Figure 1: Comparison of accuracy of single point positioning and DGPS positioning
Fig. 1 shows that the precision of VINS can be improved to a meter level by using position or pseudorange DGPS (Wang, et al, 1996). Therefore, DGPS is a relevant method to increase the precision of VINS. With improved positions, the calibration of the sensors of DR system will have consequential improvements as well. The effect of using DGPS method is documented in Allison, et al., (1999).
Map Matching Method
The positions of a vehicle determined by GPS/DR or DGPS/DR could be displayed in electronic map. Because errors exist in both positions acquired by GPS/DR and also in digital maps, it is not possible to ensure that the positions of the vehicle register properly on a digital map. The result of this is that a vehicle may be seen to be moving over a building or into the sea. To avoid this phenomenon, map-matching method can be used to improve the precision. The principle of map matching method is to ensure that a position is snapped or matched to the nearest street. However, a street network can be quite complicated especially when there are several crossroads. Determination of the correct street is not entirely straightforward. One such algorithm is proposed by Yi et al., (1998). Figure 2 presents a section of a network and one point (P(X,Y)) representing a vehicle’s position. The position does not register correctly to a street. To find which street it belongs to, a circle with search radius R is drawn. With experience, a suitable value for R will be used. In this area, the objective is to find all streets that satisfy the following condition:
Distance (D) between street and P point is shorter than R.
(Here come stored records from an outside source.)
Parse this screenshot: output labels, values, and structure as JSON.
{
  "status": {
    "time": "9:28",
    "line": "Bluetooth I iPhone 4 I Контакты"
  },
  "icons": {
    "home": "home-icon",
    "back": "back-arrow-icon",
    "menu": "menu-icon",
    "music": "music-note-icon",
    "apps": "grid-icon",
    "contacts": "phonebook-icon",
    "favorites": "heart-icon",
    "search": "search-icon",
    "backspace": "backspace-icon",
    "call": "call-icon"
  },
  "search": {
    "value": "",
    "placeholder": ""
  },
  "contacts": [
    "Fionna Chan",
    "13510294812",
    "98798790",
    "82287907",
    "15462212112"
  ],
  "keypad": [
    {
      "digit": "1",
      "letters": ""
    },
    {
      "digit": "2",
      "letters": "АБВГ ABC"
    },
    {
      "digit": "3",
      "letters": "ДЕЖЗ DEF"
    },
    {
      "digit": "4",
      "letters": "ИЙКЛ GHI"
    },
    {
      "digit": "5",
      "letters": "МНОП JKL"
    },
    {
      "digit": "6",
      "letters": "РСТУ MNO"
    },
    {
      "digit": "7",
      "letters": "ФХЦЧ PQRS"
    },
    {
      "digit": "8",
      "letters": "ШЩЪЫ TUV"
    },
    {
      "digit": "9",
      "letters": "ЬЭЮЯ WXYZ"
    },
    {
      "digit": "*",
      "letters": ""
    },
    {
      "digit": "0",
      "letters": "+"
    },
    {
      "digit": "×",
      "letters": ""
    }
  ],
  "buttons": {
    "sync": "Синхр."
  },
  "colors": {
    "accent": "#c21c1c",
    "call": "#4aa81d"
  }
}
There exist two possible cases:
- If vehicle is static, select the street whose D is the shortest;
- If vehicle is moving, choose the street which has the smallest angle to the direction of vehicle movement.
The next stage is to display the projected point in the electronic map. R could be equal to the width of the widest street. If no street satisfies the search condition, it can be concluded that the vehicle is traveling outside the street and it is not necessary to match it. Furthermore, R may be variable to adapt to different environments.
Fig. 2: Search Area for Map Matching